Assemblyman Chris Birch, who voted to legalize backyard chicken coops, thinks prohibiting chickens won't solve the problem. Like Traini, he believes the real problem is that there are too many bears wandering around where city-dwellers live, and that if it's a choice between keeping humans safe or bears safe, the humans should win out. Like Traini, he supports the idea of a Hillside bear hunt.

Coltrane first reaction to the idea of people running around Anchorage neighborhoods with high-powered rifles was to laugh. The single wounded bear meandering through Anchorage on Wednesday had caused enough chaos. Just imagine, she said, what it would be like if even more people were out taking aim.

Plus, she's not sure a hunt will achieve the desired outcome. Even now, bears that show up on the Hillside are drifting in from larger home ranges, often overlapping with open hunting areas and “susceptible to hunter pressure already.”

“Most of the problems we have with bears in town revolve around human negligence and garbage,” Coltrane said. “If we had one bear left in the Anchorage bowl, it would find an Anchorage trash can.”

As recently as 2010, public opinion showed high satisfaction with Fish and Game's bear management policy of dealing with problem bears on a case- by-case basis. Bears that become a severe public-safety concern are targeted for lethal removal. Overall, most people who responded to the poll didn't support culling the bear population, Coltrane said.

'Outlaw chicken people'?

“There is no solution that works completely,” said Debbie Ossiander, chair of the Assembly's land-use committee. She sponsored the 2011 ordinance that legalized backyard coops.

People were raising chickens even before it was legal, and would continue to do it if the law was reversed, she said, asking “So what are we supposed to do, outlaw chicken people?”

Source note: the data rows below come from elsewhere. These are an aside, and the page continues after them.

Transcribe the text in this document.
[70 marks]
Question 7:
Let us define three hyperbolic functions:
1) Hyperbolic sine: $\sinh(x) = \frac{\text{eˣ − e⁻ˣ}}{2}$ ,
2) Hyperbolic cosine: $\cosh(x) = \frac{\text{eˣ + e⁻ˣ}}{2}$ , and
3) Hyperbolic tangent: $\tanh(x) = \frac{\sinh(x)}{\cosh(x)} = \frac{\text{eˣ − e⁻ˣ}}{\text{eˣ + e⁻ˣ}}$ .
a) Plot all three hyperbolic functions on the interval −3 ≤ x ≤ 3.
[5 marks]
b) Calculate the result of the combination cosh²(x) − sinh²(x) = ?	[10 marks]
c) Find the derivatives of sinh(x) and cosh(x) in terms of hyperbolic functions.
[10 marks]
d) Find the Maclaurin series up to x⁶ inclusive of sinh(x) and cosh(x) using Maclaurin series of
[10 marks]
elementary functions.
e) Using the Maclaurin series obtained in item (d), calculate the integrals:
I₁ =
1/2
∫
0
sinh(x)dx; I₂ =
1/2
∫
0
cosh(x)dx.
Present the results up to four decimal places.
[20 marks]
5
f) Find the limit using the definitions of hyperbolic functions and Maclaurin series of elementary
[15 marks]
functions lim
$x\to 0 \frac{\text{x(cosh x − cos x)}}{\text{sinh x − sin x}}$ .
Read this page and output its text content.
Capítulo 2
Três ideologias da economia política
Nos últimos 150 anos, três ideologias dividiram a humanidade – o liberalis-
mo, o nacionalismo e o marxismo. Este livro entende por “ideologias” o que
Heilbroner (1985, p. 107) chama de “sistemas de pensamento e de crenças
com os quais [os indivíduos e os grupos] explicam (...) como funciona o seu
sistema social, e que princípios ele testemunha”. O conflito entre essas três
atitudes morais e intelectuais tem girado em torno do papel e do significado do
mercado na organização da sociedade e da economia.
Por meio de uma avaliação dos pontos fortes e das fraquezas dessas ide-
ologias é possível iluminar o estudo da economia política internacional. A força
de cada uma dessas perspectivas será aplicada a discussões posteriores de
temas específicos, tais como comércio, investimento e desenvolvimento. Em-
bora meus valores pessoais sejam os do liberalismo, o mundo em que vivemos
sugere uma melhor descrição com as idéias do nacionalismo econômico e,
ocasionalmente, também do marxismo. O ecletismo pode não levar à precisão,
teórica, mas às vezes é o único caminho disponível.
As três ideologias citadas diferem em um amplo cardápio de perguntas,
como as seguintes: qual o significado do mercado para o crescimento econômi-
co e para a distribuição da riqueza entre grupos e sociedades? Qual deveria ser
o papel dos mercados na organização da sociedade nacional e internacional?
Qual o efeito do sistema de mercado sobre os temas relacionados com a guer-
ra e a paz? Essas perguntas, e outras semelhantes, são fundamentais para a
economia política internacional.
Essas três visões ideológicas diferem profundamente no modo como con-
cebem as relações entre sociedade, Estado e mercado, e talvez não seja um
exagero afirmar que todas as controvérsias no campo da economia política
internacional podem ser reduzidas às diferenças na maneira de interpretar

The better approach, she said, was to try to make it a little safer by adding restrictions:

  • Limit the number of backyard farm animals a family can have based on the size of their property;
  • Require good sanitation and noise control.

The hope: that people would use common sense, and not let their chickens run free or raise chickens next to parks or wildlife corridors frequented by bears.

Anchorage's land-use code, known as Title 21, is under review, with the assembly scheduled to take it up again in a few months. Traini has said he will push to once again ban chickens in Anchorage. Meanwhile, there is a push to prohibited free-ranging chickens, and require all chickens to be kept in secure coops, a direct result of the increased bear encounters, Ossiander said. It's not a perfect fix, but may minimize the number of feathers and smells circulating, she said.

The goal? Striking a balance between public safety and giving citizens the right to lead the lives they want to.

For now, it appears the chickens are here to stay. “A lot of people really like this,” she said.